The fix came in two parts. First, process.interrupt() replaced process.terminate() — SIGINT instead of SIGTERM. Bash forwards SIGINT to the child process group on both platforms. Second, the timeout detection itself changed from signal-based to elapsed-time:

let startTime = DispatchTime.now()
// ... process runs, timer fires interrupt() if needed ...
process.waitUntilExit()
timer?.cancel()

if let timeout {
  let elapsedSeconds =
    Double(
      DispatchTime.now().uptimeNanoseconds - startTime.uptimeNanoseconds
    ) / 1_000_000_000
  if elapsedSeconds >= timeout {
    throw ShellExecutorError.timeout(seconds: Int(timeout))
  }
}

The original detection checked process.terminationReason == .uncaughtSignal && process.terminationStatus == SIGTERM — a check that was fragile across platforms and depended on bash’s specific signal-handling behavior. Wall-clock comparison is platform-independent and unambiguous: if the process took longer than the timeout, it was terminated.

Taking it for a spin

Let’s build and run:

swift build && swift run agent

Try: Run "sleep 5 && echo done" in the background, then create a file called hello.txt with "world" in it. Watch the tool calls — the agent should call background_run, get a job ID back immediately, then proceed to create the file without waiting. A few seconds later, when the sleep finishes, the [background] 1 result(s) injected message should appear as the drain fires before the next API call.

For something more realistic: Run the test suite in the background with "swift test" and while it runs, read Package.swift and summarize the dependencies. The agent works on the summary while the tests execute in parallel. When the tests finish, the results appear in the model’s next context window.

To see the check tool: Start three background tasks: "sleep 2", "sleep 4", "sleep 6". Then check all background jobs. The first check should show a mix of completed and running jobs. A second check a few seconds later should show all three completed.

The capstone: 14 tools, one loop

We’ve reached the end of the series. Let’s take stock of what we’ve built.

The agent now has 14 tools across eight stages: bash, read_file, write_file, edit_file, todo, agent, load_skill, compact, task_create, task_update, task_list, task_get, background_run, background_check. It can run shell commands, manipulate files, track its own work, delegate to subagents, load specialized knowledge, compress its memory, plan with a dependency graph, and execute slow commands in the background. The Agent type grew from a placeholder caseless enum in stage 0 to 849 lines — and the agent loop at its center is structurally unchanged from the first guide.

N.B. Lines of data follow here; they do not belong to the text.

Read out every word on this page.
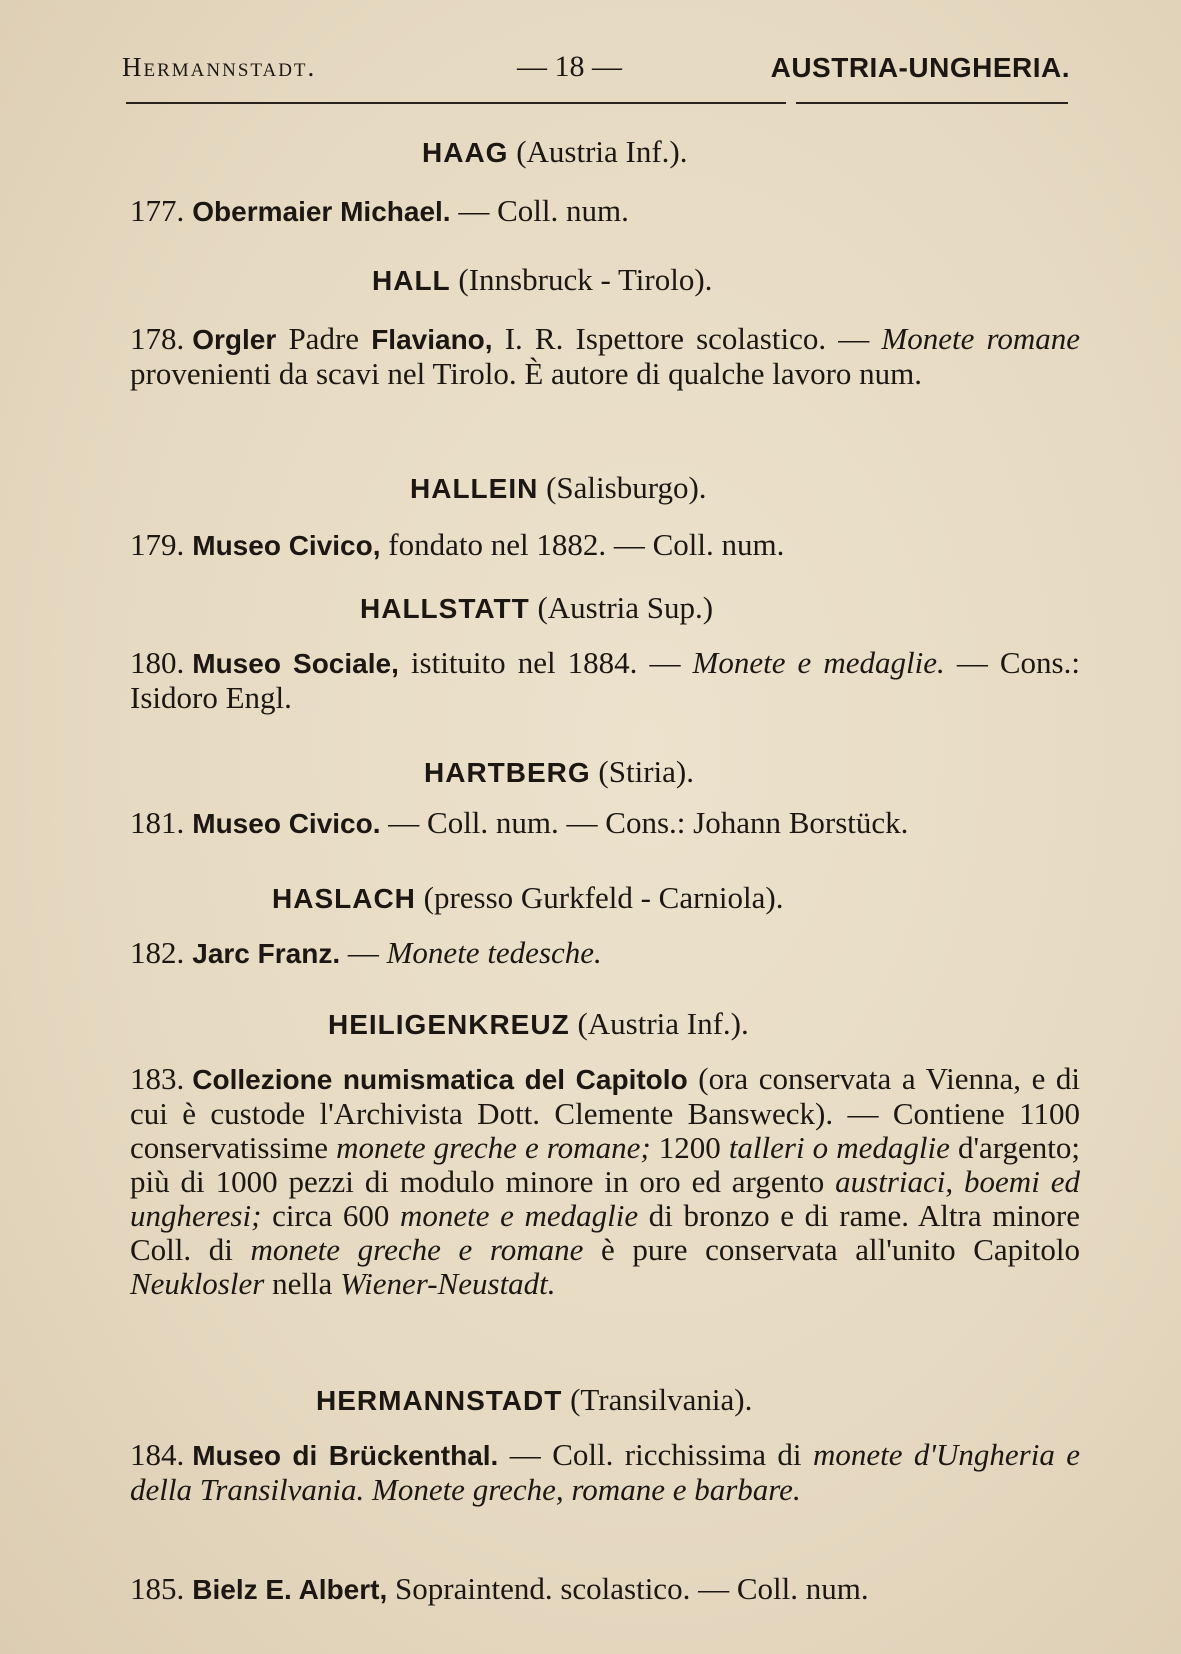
Hermannstadt.	— 18 —	AUSTRIA-UNGHERIA.
HAAG (Austria Inf.).
177. Obermaier Michael. — Coll. num.
HALL (Innsbruck - Tirolo).
178. Orgler Padre Flaviano, I. R. Ispettore scolastico. — Monete romane provenienti da scavi nel Tirolo. È autore di qualche lavoro num.
HALLEIN (Salisburgo).
179. Museo Civico, fondato nel 1882. — Coll. num.
HALLSTATT (Austria Sup.)
180. Museo Sociale, istituito nel 1884. — Monete e medaglie. — Cons.: Isidoro Engl.
HARTBERG (Stiria).
181. Museo Civico. — Coll. num. — Cons.: Johann Borstück.
HASLACH (presso Gurkfeld - Carniola).
182. Jarc Franz. — Monete tedesche.
HEILIGENKREUZ (Austria Inf.).
183. Collezione numismatica del Capitolo (ora conservata a Vienna, e di cui è custode l'Archivista Dott. Clemente Bansweck). — Contiene 1100 conservatissime monete greche e romane; 1200 talleri o medaglie d'argento; più di 1000 pezzi di modulo minore in oro ed argento austriaci, boemi ed ungheresi; circa 600 monete e medaglie di bronzo e di rame. Altra minore Coll. di monete greche e romane è pure conservata all'unito Capitolo Neuklosler nella Wiener-Neustadt.
HERMANNSTADT (Transilvania).
184. Museo di Brückenthal. — Coll. ricchissima di monete d'Ungheria e della Transilvania. Monete greche, romane e barbare.
185. Bielz E. Albert, Sopraintend. scolastico. — Coll. num.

That’s the thesis we set out to test. Claude Code’s effectiveness comes from architectural restraint: a small set of excellent tools, thin orchestration, and heavy reliance on the model. The loop is the invariant — API call, check stop reason, process tool uses, append results, repeat. Every new capability was added the same way: define the tool, write the handler, add an entry to the dispatch dictionary. The loop never needed a new branch, a new state machine, or a different control flow. New behaviors arrived as injection points around the loop — nag reminders after tool processing, compaction before the API call, background drain alongside it — but the kernel itself held steady.

The one actor in the codebase exists because one type genuinely needed concurrent access to shared state. Everything else — classes, structs, enums — uses the simplest concurrency model that works. No over-architecture, no speculative abstractions, no framework. Just a loop, a dictionary, and a model that knows what to do with the tools it’s given. Thanks for reading!